Out of Long Island’s North Shore, Jeffrey Bilhuber created a home out of a seventeenth-century house by melding it with his own past, present and future.
The New York based decorator led Vogue’s Hamish Bowles on a grand tour of a country mansion named ‘Hay Fever,’ tucked under a blanket of beech wood and dogwood trees. The carefully executed renovation of the house structure and its interiors are a source of inspiration.
House-hunting Bilhuber settled on ‘Hay Fever’ for reasons many buy historic houses – its quality. “The houses got bigger,” he told Vogue. “But none of them got any better.”
The house was originally a one-story structure, built by Captain John Underhill in 1668 and added onto throughout the centuries. It was a private boys’ school in the 1840’s and later belonged to antiques collector and dealer Jane Robinson, known for her stone house on East Sixty-First Street in Manhattan, which is now the Abigail Adams Smith Museum.
But it was only until the 40’s when the house, nearing demolition, was acquired by Edith Hay Wyckoff and earned the moniker ‘Hay Fever.’
Bilhuber kept the house’s venerable past in mind – he had every tile and floorboard carefully removed so the infrastructure could be restored. For appropriate paint colors and trim of the period, Bilhuber did some leg work, consulting with curators.

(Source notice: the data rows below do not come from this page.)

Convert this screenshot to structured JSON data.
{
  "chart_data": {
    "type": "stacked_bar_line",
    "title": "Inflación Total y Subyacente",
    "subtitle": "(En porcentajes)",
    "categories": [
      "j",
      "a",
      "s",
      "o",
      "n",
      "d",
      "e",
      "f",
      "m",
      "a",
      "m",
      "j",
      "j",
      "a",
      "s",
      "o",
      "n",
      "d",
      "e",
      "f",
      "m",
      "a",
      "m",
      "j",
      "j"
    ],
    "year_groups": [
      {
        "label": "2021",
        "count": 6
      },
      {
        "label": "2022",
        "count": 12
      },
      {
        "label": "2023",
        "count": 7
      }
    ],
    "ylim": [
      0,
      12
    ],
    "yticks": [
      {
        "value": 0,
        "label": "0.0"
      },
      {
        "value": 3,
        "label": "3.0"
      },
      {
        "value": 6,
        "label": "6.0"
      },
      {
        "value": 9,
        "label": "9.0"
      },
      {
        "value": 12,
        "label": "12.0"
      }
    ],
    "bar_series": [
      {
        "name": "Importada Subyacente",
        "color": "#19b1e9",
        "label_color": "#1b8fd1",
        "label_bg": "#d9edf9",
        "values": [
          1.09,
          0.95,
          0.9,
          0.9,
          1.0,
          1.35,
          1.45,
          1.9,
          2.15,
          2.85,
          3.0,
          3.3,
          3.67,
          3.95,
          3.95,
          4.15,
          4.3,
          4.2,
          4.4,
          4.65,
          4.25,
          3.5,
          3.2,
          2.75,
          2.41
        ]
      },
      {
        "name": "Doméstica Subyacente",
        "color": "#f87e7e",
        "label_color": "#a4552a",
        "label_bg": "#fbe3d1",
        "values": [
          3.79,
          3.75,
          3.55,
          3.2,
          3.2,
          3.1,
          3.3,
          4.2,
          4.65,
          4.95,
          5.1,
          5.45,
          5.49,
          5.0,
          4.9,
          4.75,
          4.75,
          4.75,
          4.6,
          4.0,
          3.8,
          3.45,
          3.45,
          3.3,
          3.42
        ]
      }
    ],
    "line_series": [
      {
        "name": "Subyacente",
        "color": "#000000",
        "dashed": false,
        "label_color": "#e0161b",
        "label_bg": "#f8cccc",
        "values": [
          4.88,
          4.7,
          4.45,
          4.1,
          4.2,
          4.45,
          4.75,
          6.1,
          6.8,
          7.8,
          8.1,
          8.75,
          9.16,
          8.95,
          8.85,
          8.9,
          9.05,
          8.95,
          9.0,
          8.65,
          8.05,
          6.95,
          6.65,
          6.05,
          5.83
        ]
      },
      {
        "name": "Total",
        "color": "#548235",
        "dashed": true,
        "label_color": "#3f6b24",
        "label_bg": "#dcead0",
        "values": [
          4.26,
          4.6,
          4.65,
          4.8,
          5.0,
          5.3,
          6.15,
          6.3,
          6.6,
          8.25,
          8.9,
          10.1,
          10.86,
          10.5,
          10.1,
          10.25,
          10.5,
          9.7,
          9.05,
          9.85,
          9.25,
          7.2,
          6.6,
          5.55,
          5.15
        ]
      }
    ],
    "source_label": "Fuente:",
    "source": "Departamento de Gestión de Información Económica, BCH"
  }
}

The mansion has old English charm with tufted chairs in the living room in a shocking Prussian blue and purple hue, or charcoal gingham chairs in the playroom. In the bedrooms upstairs, Bilhuber mixes large florals, enlivened by wicker furniture and indoor fauna. Even the wallpaper in many of the rooms were a take on old classics – a lemon lime ‘Cadiz’ print and a red ‘Climbing Hydrangea.’
Perhaps the most breathtaking arrangement can be found in the Empire master bedroom, where incredible bolts of crimson linen create the illusion of a four-poster bed.

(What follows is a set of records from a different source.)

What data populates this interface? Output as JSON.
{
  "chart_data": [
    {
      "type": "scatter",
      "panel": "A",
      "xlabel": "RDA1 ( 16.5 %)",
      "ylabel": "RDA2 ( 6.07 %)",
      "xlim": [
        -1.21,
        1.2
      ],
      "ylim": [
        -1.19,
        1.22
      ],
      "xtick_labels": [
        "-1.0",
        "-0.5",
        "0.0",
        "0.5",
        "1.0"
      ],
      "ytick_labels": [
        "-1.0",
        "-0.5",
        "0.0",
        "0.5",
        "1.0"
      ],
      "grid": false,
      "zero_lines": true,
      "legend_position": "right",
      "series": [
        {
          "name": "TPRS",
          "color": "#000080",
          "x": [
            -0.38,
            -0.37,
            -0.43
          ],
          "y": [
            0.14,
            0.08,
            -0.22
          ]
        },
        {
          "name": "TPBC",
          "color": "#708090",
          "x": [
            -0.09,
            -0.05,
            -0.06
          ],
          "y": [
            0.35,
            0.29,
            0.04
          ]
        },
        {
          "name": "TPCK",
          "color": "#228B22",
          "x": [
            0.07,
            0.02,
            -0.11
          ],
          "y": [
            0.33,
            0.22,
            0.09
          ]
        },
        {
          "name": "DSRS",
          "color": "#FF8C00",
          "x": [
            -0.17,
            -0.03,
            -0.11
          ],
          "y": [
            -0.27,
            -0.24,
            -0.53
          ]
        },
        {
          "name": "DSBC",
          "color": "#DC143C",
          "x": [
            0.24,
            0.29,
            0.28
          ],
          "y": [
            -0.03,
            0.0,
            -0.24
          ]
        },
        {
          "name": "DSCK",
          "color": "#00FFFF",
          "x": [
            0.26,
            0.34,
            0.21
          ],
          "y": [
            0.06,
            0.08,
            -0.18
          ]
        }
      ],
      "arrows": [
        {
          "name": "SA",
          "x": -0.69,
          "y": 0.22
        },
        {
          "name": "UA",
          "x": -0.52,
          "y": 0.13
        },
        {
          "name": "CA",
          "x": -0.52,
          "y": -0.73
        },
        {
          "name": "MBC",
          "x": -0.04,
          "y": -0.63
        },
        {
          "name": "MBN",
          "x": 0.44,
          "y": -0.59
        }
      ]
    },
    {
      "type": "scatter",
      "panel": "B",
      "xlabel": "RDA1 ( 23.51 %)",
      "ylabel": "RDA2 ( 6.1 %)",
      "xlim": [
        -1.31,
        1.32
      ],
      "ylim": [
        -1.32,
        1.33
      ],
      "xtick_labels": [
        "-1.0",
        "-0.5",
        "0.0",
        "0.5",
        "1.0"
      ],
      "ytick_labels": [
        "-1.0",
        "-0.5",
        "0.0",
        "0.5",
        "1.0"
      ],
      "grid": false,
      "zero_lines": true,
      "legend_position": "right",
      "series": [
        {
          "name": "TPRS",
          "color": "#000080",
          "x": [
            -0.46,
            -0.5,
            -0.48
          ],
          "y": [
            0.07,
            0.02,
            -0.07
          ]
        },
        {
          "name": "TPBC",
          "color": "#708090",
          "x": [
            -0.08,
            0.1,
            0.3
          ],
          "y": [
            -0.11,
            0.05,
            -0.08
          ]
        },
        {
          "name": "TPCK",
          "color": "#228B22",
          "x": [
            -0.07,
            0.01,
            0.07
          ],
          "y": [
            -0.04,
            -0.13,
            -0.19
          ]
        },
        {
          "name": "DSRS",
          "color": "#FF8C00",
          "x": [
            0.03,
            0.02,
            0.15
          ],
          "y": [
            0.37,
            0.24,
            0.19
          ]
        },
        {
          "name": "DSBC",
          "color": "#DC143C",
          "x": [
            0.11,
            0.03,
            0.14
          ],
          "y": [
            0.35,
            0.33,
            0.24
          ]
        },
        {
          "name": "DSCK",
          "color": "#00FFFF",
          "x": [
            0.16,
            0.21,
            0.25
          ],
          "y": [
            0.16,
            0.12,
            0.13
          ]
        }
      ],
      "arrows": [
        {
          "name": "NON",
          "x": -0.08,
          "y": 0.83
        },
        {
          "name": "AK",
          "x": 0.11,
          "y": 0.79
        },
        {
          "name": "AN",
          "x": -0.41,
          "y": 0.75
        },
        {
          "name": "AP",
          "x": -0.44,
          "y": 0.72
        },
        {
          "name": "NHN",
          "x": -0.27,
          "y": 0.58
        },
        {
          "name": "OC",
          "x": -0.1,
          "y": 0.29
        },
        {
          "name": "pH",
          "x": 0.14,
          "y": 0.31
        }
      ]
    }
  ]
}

Amidst Bilhuber’s clever mix of old and new, the decorator is sure to include family heirlooms and precious keepsakes. A framed set of christening robes from his father and uncle hang above a pillow on printed with the British flag sitting on a sofa in the living room. Not far is a portrait of Johann Christoph on the wall, the decorator’s great-great-great-great-great- great-grandfather.
“I thought about all my ancestors when I thought about this house,” he told Vogue. “We all bring these memories that stay with us forever.”